Athenian poet of the Old Comedy style

Nicochares (Νικοχάρης, died ca. 345 BC) was an Athenian poet of the Old Comedy, son of the comic playwright Philonides and contemporary with Aristophanes. The titles of Nicochares' plays, as enumerated by the Suda, are, Αμυμώνη (Amymone), Πέλοψ (Pelops), Γαλάτεια (Galatea), Ηρακλής Γάμων (Hercules Getting Married), Ηρακλής Χορηγός (Hercules the Play-Producer), Κρήτες (Cretans), Λάκωνες (The Laconians), Λημνίαι (Lemnian Women), Κένταυροι (Centaurs), and Χειρογάστορες (Those Living Hand-to-Mouth). Augustus Meineke suggested that the Amymone and Pelops may have been alternative names for the same work, as the Suda lists the two works together when all of the others are in alphabetical order, and a fragment of Amymone quoted by Athenaeus mentions Oenomaus, the father-in-law of Pelops.

Aristotle also credited to him in his Poetics the lost parody of the Iliad titled Diliad, or Deiliad (Δειλιάς < δειλία "cowardice", a pun on the Iliad).
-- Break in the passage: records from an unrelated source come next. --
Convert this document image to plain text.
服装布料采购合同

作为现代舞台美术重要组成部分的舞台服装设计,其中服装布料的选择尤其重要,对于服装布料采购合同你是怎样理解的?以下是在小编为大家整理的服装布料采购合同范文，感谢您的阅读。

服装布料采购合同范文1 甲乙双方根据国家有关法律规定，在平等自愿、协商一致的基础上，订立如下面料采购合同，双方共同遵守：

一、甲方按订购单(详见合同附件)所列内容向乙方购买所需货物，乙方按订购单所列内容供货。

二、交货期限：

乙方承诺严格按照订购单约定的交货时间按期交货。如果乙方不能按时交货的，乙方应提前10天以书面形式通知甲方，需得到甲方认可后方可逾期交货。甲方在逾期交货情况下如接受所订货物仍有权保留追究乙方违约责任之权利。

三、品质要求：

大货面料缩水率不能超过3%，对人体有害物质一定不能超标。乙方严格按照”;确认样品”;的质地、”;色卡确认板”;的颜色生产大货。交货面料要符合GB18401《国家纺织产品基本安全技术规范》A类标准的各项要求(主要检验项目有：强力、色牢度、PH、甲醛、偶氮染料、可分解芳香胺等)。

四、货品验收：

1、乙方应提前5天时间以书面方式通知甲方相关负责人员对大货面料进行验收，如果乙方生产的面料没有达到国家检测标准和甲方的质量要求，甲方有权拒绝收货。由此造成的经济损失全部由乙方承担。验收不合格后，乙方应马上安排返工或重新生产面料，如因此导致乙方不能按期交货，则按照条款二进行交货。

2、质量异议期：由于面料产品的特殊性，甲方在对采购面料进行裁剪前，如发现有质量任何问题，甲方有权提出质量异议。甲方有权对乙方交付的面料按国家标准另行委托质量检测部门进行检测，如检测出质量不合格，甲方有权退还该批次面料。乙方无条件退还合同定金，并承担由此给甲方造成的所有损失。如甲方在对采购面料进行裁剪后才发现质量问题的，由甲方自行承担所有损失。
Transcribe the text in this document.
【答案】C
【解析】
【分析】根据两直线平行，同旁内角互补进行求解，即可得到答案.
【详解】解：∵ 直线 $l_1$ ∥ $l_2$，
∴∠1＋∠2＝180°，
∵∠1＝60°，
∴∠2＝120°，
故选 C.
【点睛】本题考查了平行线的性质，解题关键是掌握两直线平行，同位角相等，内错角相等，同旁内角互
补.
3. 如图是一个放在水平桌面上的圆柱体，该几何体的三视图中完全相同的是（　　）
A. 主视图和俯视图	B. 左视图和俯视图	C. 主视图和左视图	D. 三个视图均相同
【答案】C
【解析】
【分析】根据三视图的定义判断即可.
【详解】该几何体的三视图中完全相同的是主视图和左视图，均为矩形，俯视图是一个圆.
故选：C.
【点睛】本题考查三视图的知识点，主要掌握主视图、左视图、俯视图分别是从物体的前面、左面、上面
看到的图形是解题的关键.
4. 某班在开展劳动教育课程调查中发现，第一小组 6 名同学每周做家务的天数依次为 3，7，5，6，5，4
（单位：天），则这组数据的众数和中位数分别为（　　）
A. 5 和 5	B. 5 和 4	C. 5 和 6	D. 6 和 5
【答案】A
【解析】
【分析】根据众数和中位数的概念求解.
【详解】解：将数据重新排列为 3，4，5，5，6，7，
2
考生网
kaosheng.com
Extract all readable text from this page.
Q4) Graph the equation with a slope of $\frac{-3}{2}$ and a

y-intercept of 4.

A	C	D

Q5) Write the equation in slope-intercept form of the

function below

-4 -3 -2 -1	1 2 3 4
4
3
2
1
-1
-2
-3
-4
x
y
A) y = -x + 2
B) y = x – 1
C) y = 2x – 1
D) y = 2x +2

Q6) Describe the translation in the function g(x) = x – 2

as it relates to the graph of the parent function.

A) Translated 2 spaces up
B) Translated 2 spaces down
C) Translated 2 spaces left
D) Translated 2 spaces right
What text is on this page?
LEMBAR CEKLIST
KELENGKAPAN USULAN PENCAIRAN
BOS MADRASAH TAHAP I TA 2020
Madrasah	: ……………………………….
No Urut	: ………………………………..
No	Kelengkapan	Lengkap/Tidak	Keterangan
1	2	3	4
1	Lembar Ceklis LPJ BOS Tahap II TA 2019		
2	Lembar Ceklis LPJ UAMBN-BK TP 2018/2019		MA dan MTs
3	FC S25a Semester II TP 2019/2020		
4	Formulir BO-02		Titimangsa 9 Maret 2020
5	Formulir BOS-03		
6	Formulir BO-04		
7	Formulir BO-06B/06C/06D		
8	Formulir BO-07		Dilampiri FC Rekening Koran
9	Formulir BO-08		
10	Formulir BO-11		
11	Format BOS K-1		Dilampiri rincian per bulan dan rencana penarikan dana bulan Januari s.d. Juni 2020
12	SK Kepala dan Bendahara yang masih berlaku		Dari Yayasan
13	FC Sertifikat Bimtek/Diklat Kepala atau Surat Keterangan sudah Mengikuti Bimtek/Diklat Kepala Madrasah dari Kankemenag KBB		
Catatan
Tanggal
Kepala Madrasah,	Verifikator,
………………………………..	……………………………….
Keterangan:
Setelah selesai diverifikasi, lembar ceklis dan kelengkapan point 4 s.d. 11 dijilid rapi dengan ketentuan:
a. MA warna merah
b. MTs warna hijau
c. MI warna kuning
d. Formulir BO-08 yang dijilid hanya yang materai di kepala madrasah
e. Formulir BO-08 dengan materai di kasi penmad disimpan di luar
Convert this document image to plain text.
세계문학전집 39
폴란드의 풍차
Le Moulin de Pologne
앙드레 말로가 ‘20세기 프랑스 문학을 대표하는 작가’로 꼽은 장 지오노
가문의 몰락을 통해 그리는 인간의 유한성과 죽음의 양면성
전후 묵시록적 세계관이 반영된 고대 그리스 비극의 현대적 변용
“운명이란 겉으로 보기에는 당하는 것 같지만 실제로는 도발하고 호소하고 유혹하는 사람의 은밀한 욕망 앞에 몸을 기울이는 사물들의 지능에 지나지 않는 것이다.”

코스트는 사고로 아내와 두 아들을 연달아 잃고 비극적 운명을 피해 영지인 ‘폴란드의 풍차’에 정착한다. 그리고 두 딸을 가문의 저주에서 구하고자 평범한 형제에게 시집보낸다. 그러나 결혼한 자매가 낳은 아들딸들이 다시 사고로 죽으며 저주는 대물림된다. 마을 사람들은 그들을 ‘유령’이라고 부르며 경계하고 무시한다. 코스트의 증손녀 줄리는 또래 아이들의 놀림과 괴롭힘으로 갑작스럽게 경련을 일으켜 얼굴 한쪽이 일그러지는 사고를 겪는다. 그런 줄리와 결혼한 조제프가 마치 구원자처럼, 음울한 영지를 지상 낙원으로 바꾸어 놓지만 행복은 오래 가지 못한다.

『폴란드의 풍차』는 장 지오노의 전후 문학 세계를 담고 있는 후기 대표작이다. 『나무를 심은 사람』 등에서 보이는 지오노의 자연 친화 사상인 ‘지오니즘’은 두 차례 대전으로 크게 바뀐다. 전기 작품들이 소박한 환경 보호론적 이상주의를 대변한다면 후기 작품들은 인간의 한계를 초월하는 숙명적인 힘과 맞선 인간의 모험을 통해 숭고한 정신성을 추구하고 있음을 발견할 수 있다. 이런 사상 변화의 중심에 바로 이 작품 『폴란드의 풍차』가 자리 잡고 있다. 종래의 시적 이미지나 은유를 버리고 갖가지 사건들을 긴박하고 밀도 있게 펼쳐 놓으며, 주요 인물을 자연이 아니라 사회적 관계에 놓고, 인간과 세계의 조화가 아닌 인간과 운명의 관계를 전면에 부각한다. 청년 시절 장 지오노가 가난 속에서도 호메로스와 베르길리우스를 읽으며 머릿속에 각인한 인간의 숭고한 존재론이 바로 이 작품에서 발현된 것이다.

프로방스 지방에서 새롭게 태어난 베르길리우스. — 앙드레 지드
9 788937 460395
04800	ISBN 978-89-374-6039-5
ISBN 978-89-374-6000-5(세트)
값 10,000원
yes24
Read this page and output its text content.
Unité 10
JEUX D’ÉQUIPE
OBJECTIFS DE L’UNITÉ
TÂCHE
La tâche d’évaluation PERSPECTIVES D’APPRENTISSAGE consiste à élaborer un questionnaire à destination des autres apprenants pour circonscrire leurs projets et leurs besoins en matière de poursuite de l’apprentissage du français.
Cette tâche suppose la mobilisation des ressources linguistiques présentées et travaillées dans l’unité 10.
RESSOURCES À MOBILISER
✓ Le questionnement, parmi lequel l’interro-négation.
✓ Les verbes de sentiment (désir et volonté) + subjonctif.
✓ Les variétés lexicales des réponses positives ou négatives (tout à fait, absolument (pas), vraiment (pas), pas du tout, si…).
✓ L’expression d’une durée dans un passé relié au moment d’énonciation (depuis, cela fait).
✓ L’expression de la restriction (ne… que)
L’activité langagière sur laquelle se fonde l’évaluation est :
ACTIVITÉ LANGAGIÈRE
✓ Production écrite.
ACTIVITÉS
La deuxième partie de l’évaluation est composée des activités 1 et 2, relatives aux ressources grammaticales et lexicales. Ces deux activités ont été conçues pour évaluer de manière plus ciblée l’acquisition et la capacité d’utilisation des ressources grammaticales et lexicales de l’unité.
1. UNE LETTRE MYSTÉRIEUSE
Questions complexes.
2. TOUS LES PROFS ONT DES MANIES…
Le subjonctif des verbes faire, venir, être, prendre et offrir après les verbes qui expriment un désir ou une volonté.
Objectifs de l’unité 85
He stated that "Homer, for example, makes men better than they are; Cleophon as they are; Hegemon the Thasian, the inventor of parodies, and Nicochares, the author of the Diliad, worse than they are."

From the extant fragments of Nicochares' work, one can only infer that he treated in the style of the Old Comedy—occasionally rising into tragic dignity. It is also evident that his comedies were influenced by the legends and local traditions of his country, and, undoubtedly, served to ridicule the peculiarities of the neighboring states.